I was proud of my father. I was showing him off.
Because at some point it had become unfashionable to come from a fucked up family. I wanted to tout my family’s extraordinariness and at the same time its normalcy. We harbor no child abusers, rapists, criminals—save for Grampa stealing a few Fig Newtons from the hospital cafeterias where he would take us for lunch. We are eccentrics. We don’t behave like most of the other people in the room, which led to great vocational, artistic and social success for my grandfather, father and two brothers. For me, it has been a persistent struggle, to try and rein myself in—behaving like the rest of you would prevent me from being one of them.
There was a problem with my altered attitude. If we were now a happy clan, then what accounted for my lingering behavioral aberrations? Without the veil of my father’s pot smoking and my stepmother’s unkindness, I no longer had an excuse for these struggles.

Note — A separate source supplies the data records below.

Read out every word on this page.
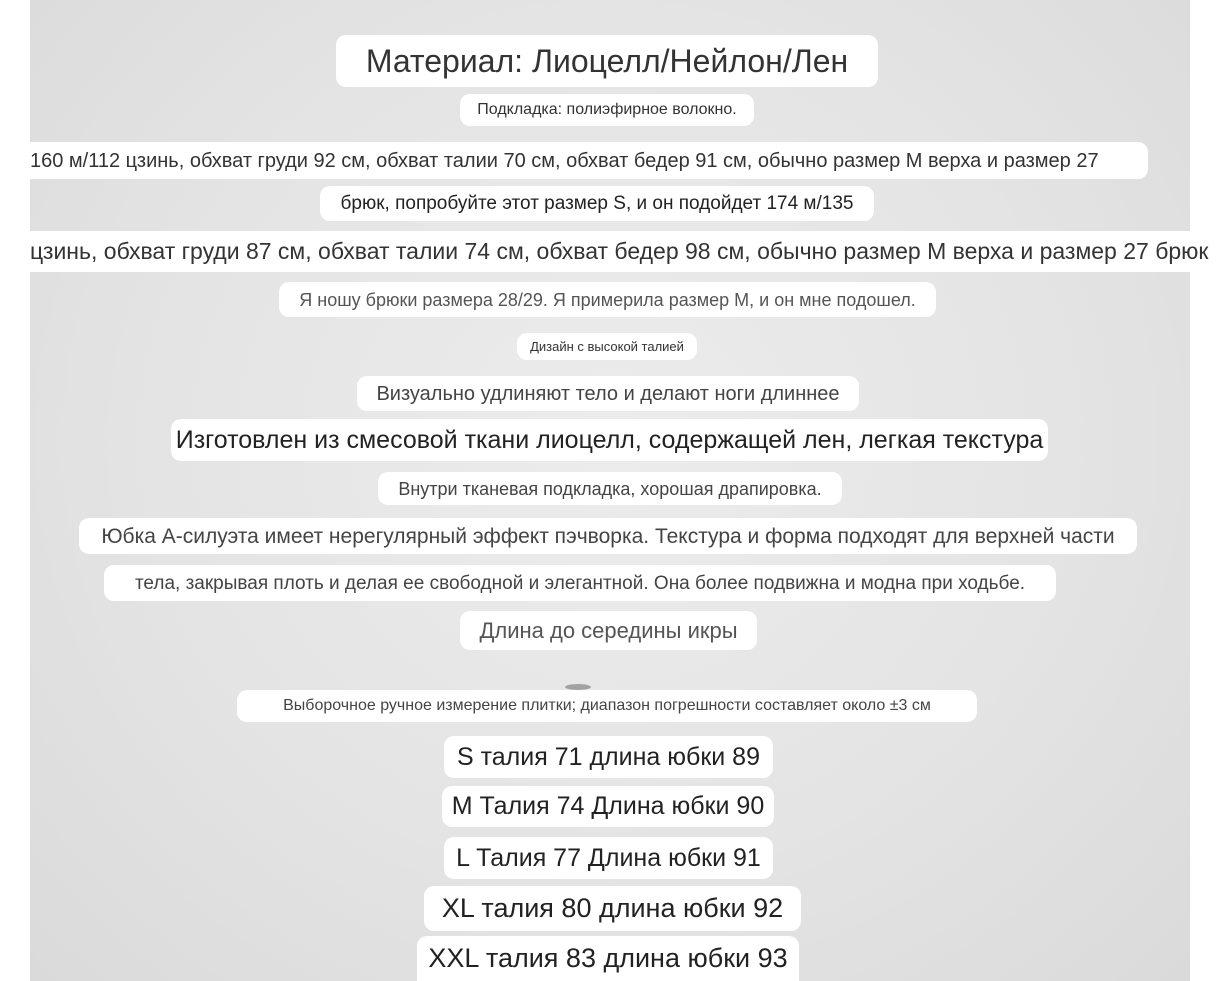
Материал: Лиоцелл/Нейлон/Лен
Подкладка: полиэфирное волокно.
160 м/112 цзинь, обхват груди 92 см, обхват талии 70 см, обхват бедер 91 см, обычно размер M верха и размер 27
брюк, попробуйте этот размер S, и он подойдет 174 м/135
цзинь, обхват груди 87 см, обхват талии 74 см, обхват бедер 98 см, обычно размер M верха и размер 27 брюк
Я ношу брюки размера 28/29. Я примерила размер М, и он мне подошел.
Дизайн с высокой талией
Визуально удлиняют тело и делают ноги длиннее
Изготовлен из смесовой ткани лиоцелл, содержащей лен, легкая текстура
Внутри тканевая подкладка, хорошая драпировка.
Юбка А-силуэта имеет нерегулярный эффект пэчворка. Текстура и форма подходят для верхней части
тела, закрывая плоть и делая ее свободной и элегантной. Она более подвижна и модна при ходьбе.
Длина до середины икры
Выборочное ручное измерение плитки; диапазон погрешности составляет около ±3 см
S талия 71 длина юбки 89
M Талия 74 Длина юбки 90
L Талия 77 Длина юбки 91
XL талия 80 длина юбки 92
XXL талия 83 длина юбки 93
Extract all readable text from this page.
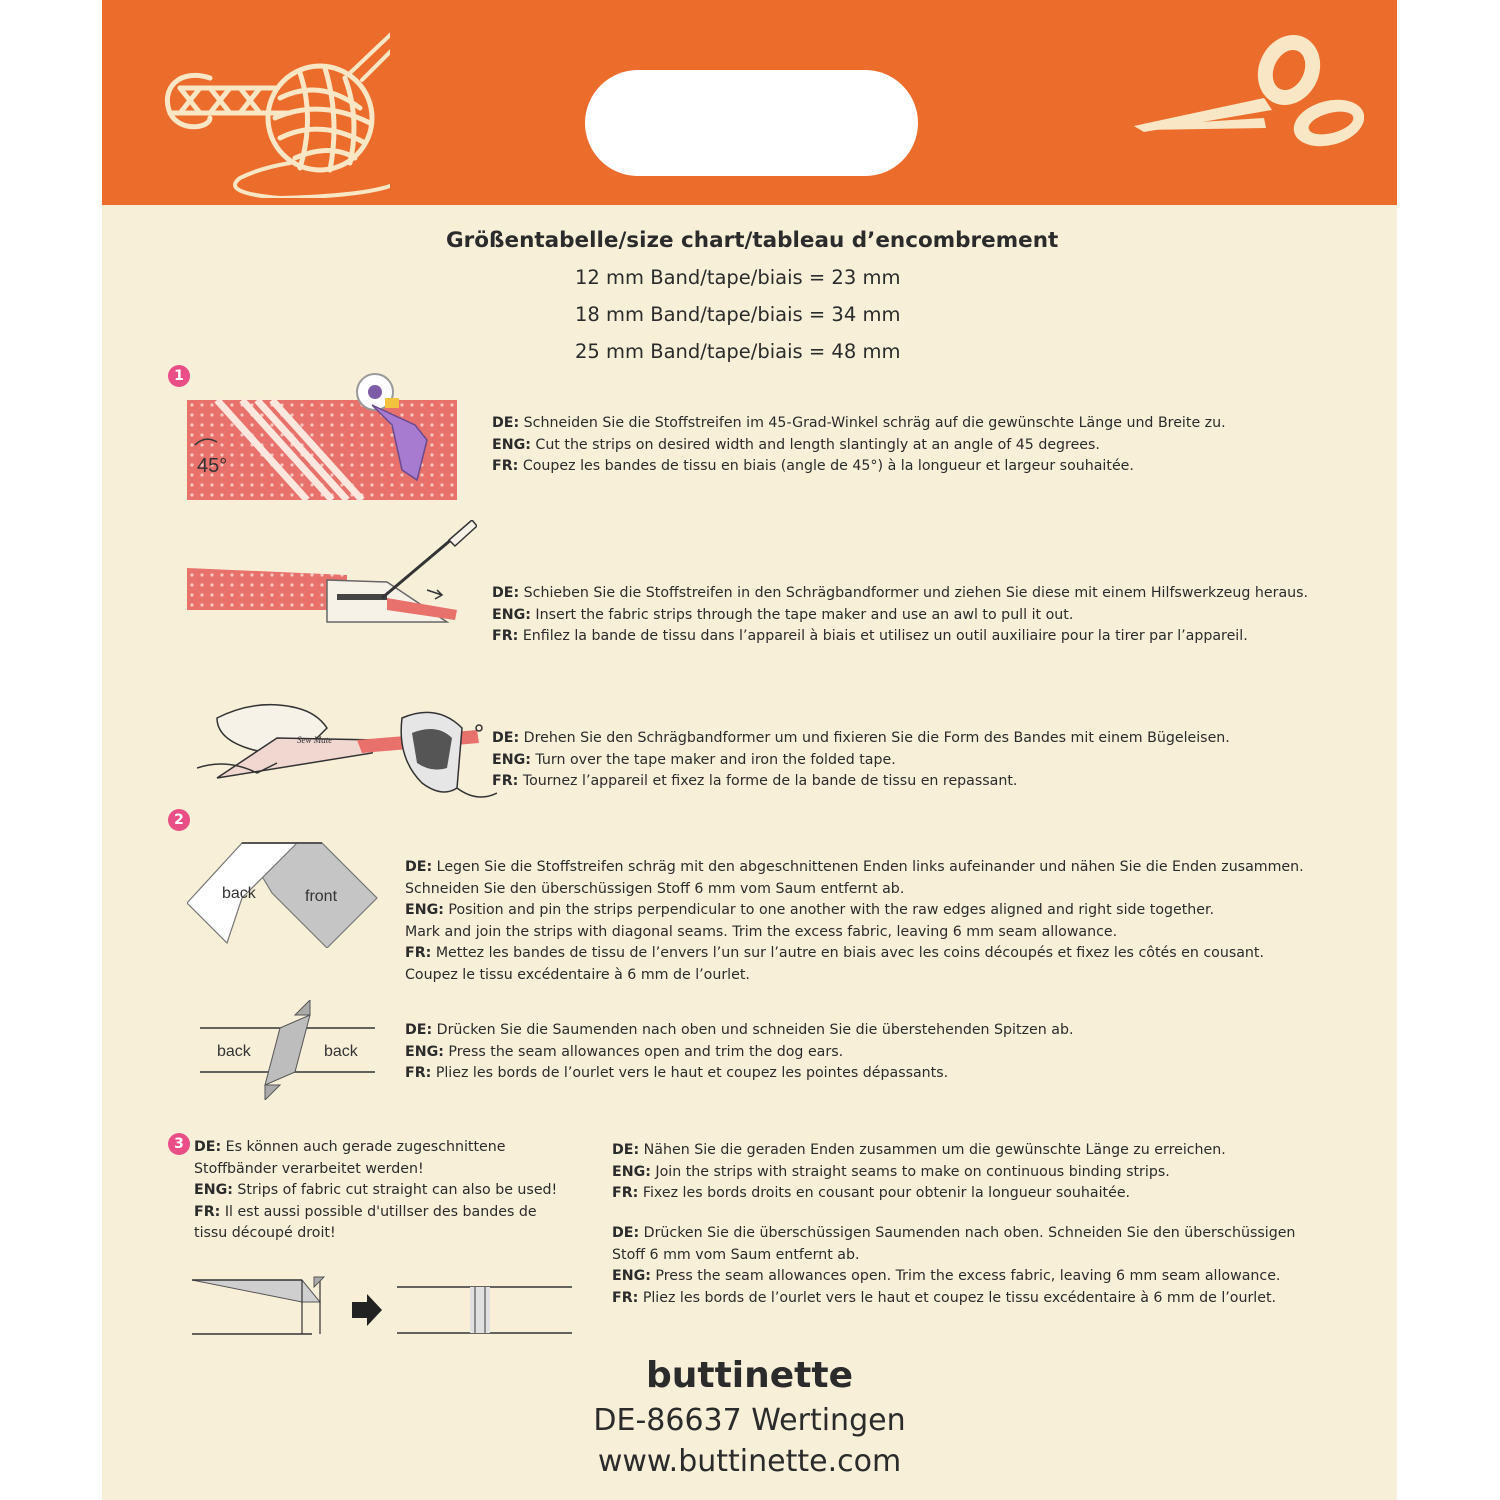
Größentabelle/size chart/tableau d’encombrement
12 mm Band/tape/biais = 23 mm
18 mm Band/tape/biais = 34 mm
25 mm Band/tape/biais = 48 mm
1
45°
DE: Schneiden Sie die Stoffstreifen im 45-Grad-Winkel schräg auf die gewünschte Länge und Breite zu.
ENG: Cut the strips on desired width and length slantingly at an angle of 45 degrees.
FR: Coupez les bandes de tissu en biais (angle de 45°) à la longueur et largeur souhaitée.
DE: Schieben Sie die Stoffstreifen in den Schrägbandformer und ziehen Sie diese mit einem Hilfswerkzeug heraus.
ENG: Insert the fabric strips through the tape maker and use an awl to pull it out.
FR: Enfilez la bande de tissu dans l’appareil à biais et utilisez un outil auxiliaire pour la tirer par l’appareil.
Sew Mate	DE: Drehen Sie den Schrägbandformer um und fixieren Sie die Form des Bandes mit einem Bügeleisen.
ENG: Turn over the tape maker and iron the folded tape.
FR: Tournez l’appareil et fixez la forme de la bande de tissu en repassant.
2
back	front
DE: Legen Sie die Stoffstreifen schräg mit den abgeschnittenen Enden links aufeinander und nähen Sie die Enden zusammen.
Schneiden Sie den überschüssigen Stoff 6 mm vom Saum entfernt ab.
ENG: Position and pin the strips perpendicular to one another with the raw edges aligned and right side together.
Mark and join the strips with diagonal seams. Trim the excess fabric, leaving 6 mm seam allowance.
FR: Mettez les bandes de tissu de l’envers l’un sur l’autre en biais avec les coins découpés et fixez les côtés en cousant.
Coupez le tissu excédentaire à 6 mm de l’ourlet.
back	back
DE: Drücken Sie die Saumenden nach oben und schneiden Sie die überstehenden Spitzen ab.
ENG: Press the seam allowances open and trim the dog ears.
FR: Pliez les bords de l’ourlet vers le haut et coupez les pointes dépassants.
3 DE: Es können auch gerade zugeschnittene
Stoffbänder verarbeitet werden!
ENG: Strips of fabric cut straight can also be used!
FR: Il est aussi possible d'utillser des bandes de
tissu découpé droit!
DE: Nähen Sie die geraden Enden zusammen um die gewünschte Länge zu erreichen.
ENG: Join the strips with straight seams to make on continuous binding strips.
FR: Fixez les bords droits en cousant pour obtenir la longueur souhaitée.
DE: Drücken Sie die überschüssigen Saumenden nach oben. Schneiden Sie den überschüssigen
Stoff 6 mm vom Saum entfernt ab.
ENG: Press the seam allowances open. Trim the excess fabric, leaving 6 mm seam allowance.
FR: Pliez les bords de l’ourlet vers le haut et coupez le tissu excédentaire à 6 mm de l’ourlet.
buttinette
DE-86637 Wertingen
www.buttinette.com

In Arizona, I repeated some of the greatest hits of my fucked up childhood, mostly by way of near-constant intoxication and anonymous and unsafe sex with strangers. It was as if my teenage years were a foreshadowing of the plot that was to unfold, with me standing in the middle of the street—hot, deserted, Arizona street—carrying on in some way that I must have still thought was romantic, or at the very least forgivable.
My behavior turned out to be neither. I guess everybody else outgrew being crazy—it has become unfashionable to be all fucked up in the head, too, and unfashionable to be a starving artist. Every single one of my childhood friends has married, and four of the five have procreated—they have ten children between them. They have houses. They go long stretches without talking to one another or me because the horrors that bound us to one another as a child are nearly irrelevant in our adult lives. I’m the only one left in the fucked up family club, and my family, it turns out, is fine.
I never did get much sympathy, and what cache there was of it ran out long ago. I had survived too much and accomplished too much for people to pity me, and the way I touted my failures and shortcomings only made them turn away. It was a protective mechanism I devised a long time ago: announce my character defects, to let people know that I was well aware of what was wrong with me, to reject myself first, before they could get to it, somehow thinking that would lead to acceptance. Eventually, that became my default position: the think badly of myself, and to hope others would love for me for it.